The EAGLE EDGE AXR90 and AXR120 are CBCT / Panoramic / Cephalometric X-Ray units designed to obtain 2D and 3D radiological images of the oral anatomy, including teeth, maxillofacial areas, oral structures, carpal images and head-neck bone regions. This system is exclusively for dental use and should be handled only by qualified health professionals.

EAGLE EDGE Models AXR90, AXR120 are complete 3-in-1 dental imaging systems capable of generating panoramic, cephalometric and tomographic images using cone beam computerized tomography (CBCT) technique. The AXR90 has a maximum kVp of 90 while the AXR120 has a maximum kVp of 120. The digital acquisition process utilizes one or more X-ray sensors and automatic image processing that allow you to increase the speed of diagnosis and improve the workflow of your clinic.

The provided document does not contain a detailed study proving the device meets specific acceptance criteria with reported device performance metrics in a table. It primarily outlines the non-clinical and clinical testing performed to establish substantial equivalence to a predicate device.

However, based on the information provided, here's a breakdown of what can be extracted and inferred regarding acceptance criteria and the study:

1. Table of Acceptance Criteria and Reported Device Performance:

The document does not present a formal table of acceptance criteria with corresponding device performance metrics. Instead, it offers a qualitative assessment of imaging equivalence and software feature effectiveness.

2. Sample Size and Data Provenance:

• Test Set Sample Size: The document does not specify a numerical sample size for the "Sample X-Ray images" taken for evaluation. It only states that images were taken "across the different operational modes".
• Data Provenance: The document indicates that the evaluation was performed by a "USA Board Certified Radiologist" implying the data was evaluated in the USA, but the country of origin of the actual patients for the "Sample X-Ray images" is not explicitly stated. The manufacturer is from Brazil (Alliage S/A Indústrias Médico Odontológica, Rodovia Abrão Assed, ... Ribeirão Preto - São Paulo- Brazil), so it's possible the images were generated in Brazil. The study is retrospective in the sense that the images were taken and then evaluated, but it's not explicitly labeled as such.

3. Number of Experts and Qualifications:

• Number of Experts: At least one expert. The document states, "Image evaluation was performed by both licensed dentist and a USA Board Certified Radiologist." and "These images were evaluated by an American Board of Radiology certified radiologist." This indicates one radiologist and at least one licensed dentist.
• Qualifications of Experts:
  • "USA Board Certified Radiologist" or "American Board of Radiology certified radiologist."
  • "licensed dentist."

4. Adjudication Method:

The document does not describe a formal adjudication method (like 2+1 or 3+1). It states that image evaluation was performed by multiple individuals ("both licensed dentist and a USA Board Certified Radiologist"), but it doesn't detail how disagreements, if any, were resolved or if a consensus mechanism was employed.

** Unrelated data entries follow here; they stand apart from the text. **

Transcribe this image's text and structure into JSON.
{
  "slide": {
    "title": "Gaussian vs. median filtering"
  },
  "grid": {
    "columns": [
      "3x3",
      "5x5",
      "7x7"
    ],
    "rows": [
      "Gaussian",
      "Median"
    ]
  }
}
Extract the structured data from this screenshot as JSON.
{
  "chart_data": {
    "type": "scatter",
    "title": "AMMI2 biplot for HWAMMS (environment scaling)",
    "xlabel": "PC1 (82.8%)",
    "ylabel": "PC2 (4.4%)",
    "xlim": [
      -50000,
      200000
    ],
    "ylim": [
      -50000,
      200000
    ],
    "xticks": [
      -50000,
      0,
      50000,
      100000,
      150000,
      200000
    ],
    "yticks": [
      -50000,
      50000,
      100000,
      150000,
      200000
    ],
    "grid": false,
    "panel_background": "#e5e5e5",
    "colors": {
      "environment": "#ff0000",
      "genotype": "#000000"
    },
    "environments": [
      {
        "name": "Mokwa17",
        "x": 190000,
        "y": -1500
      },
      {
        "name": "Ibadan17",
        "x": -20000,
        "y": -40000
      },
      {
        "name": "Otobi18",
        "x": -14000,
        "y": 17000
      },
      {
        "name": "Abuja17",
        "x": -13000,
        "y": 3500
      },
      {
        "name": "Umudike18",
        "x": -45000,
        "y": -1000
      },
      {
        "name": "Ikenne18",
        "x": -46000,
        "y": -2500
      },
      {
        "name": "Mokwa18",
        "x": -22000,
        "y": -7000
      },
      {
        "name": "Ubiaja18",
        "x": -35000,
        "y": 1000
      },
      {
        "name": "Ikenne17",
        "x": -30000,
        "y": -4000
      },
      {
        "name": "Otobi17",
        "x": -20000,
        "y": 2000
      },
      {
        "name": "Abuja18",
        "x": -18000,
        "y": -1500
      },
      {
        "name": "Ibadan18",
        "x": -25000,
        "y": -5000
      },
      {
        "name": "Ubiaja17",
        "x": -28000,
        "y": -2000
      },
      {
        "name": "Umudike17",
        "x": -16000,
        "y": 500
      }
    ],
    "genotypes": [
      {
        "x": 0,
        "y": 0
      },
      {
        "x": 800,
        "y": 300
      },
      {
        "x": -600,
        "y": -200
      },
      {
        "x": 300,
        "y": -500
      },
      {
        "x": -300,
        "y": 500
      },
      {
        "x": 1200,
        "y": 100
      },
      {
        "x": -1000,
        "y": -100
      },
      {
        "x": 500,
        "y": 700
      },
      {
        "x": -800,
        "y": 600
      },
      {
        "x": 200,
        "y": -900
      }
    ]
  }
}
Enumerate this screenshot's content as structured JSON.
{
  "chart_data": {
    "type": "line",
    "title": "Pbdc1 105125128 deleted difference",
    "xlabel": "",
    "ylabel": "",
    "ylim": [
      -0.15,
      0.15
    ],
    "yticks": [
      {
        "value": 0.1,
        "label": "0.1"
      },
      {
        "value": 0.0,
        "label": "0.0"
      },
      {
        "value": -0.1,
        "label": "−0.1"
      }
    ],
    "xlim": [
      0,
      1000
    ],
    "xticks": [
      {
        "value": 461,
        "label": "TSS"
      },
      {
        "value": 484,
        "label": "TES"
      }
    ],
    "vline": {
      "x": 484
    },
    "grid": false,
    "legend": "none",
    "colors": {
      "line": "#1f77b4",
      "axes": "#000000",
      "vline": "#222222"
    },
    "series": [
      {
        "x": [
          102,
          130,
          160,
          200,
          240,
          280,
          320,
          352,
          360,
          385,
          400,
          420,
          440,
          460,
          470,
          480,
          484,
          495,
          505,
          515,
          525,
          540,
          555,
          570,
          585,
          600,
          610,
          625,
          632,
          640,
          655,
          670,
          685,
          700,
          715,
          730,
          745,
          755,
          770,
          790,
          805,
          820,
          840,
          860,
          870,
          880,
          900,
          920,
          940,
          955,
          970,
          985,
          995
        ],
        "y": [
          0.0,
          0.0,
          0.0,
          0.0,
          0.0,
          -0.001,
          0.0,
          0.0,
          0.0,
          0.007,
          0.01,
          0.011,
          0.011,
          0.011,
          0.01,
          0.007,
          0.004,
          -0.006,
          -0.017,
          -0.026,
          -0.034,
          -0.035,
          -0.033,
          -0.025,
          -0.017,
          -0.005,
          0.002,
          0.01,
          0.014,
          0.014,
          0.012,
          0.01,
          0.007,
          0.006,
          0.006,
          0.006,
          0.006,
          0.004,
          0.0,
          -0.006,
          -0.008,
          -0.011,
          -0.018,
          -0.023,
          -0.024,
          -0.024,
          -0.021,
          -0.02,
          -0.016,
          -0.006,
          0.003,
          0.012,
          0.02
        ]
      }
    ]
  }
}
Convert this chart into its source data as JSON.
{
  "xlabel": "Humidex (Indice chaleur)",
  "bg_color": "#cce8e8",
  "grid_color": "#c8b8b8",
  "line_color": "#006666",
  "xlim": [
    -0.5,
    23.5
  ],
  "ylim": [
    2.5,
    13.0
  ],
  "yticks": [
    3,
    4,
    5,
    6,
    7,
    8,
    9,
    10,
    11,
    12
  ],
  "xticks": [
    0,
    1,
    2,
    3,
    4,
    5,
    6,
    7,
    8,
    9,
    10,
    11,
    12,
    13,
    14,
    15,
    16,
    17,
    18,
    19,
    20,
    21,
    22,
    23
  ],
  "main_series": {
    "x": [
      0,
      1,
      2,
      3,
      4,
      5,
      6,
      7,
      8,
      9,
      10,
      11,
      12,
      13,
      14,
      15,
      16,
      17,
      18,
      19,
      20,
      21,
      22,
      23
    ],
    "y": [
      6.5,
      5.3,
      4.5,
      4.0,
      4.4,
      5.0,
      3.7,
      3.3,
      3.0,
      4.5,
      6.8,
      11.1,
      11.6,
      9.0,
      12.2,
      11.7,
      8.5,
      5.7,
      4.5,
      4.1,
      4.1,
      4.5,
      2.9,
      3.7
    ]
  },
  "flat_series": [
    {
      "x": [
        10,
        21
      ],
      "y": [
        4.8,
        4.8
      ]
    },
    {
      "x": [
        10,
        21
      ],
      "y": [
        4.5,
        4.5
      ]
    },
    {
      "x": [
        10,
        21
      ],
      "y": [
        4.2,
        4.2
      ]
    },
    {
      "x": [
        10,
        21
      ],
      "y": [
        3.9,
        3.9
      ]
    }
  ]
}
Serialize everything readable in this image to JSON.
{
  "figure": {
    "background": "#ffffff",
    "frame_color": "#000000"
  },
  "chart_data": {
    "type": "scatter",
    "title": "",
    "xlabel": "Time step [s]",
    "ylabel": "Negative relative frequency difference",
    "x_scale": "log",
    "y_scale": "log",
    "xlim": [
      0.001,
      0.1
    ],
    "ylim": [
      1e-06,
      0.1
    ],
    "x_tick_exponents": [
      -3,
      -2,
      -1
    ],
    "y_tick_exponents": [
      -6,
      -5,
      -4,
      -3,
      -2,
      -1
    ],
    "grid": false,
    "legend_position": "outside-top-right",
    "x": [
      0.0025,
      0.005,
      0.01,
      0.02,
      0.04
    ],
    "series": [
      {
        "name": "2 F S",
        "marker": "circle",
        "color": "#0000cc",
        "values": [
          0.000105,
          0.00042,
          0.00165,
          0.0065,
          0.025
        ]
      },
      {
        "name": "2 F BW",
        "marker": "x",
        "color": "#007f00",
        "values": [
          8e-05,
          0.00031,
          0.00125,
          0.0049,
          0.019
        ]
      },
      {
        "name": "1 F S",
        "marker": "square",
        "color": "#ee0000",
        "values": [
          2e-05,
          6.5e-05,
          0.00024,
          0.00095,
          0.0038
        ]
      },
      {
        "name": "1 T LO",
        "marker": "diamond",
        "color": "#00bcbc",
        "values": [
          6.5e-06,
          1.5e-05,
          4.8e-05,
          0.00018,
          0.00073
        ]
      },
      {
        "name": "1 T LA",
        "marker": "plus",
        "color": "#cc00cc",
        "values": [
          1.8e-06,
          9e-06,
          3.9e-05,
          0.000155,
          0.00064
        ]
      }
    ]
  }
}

5. Multi-Reader Multi-Case (MRMC) Comparative Effectiveness Study:

A full MRMC comparative effectiveness study, comparing human readers with and without AI assistance to quantify improvement, was not reported. The study focused on assessing the device's image quality and the effectiveness of its built-in software features (motion and metal artifact reduction) in a standalone capacity.

6. Standalone Performance:

Yes, a standalone performance assessment was done. The "Sample X-Ray images" taken by the device were evaluated by a radiologist to determine image quality and the effectiveness of the software features (motion and metal artifact reduction). This evaluation was of the algorithm's output without direct human-in-the-loop interaction for diagnostic decision-making improvement.

7. Type of Ground Truth:

The ground truth used for evaluating image quality and software effectiveness appears to be expert consensus/opinion. The "USA Board Certified Radiologist" and "licensed dentist" provided their professional opinions on the equivalence of images to the predicate and the effectiveness of the artifact reduction software. There is no mention of pathology or outcomes data as ground truth.

8. Sample Size for the Training Set:

The document does not specify a sample size for the training set. It mentions "software validation" but doesn't detail any machine learning models or their training data. The entire submission focuses on the X-ray units and their imaging capabilities, not on an AI diagnostic algorithm.

9. How Ground Truth for Training Set was Established:

Since a training set for an AI model is not explicitly mentioned, the method for establishing its ground truth is not provided. The document describes validations for safety, EMC, biocompatibility, and software in general, but not the specific training process for an AI component with an associated ground truth.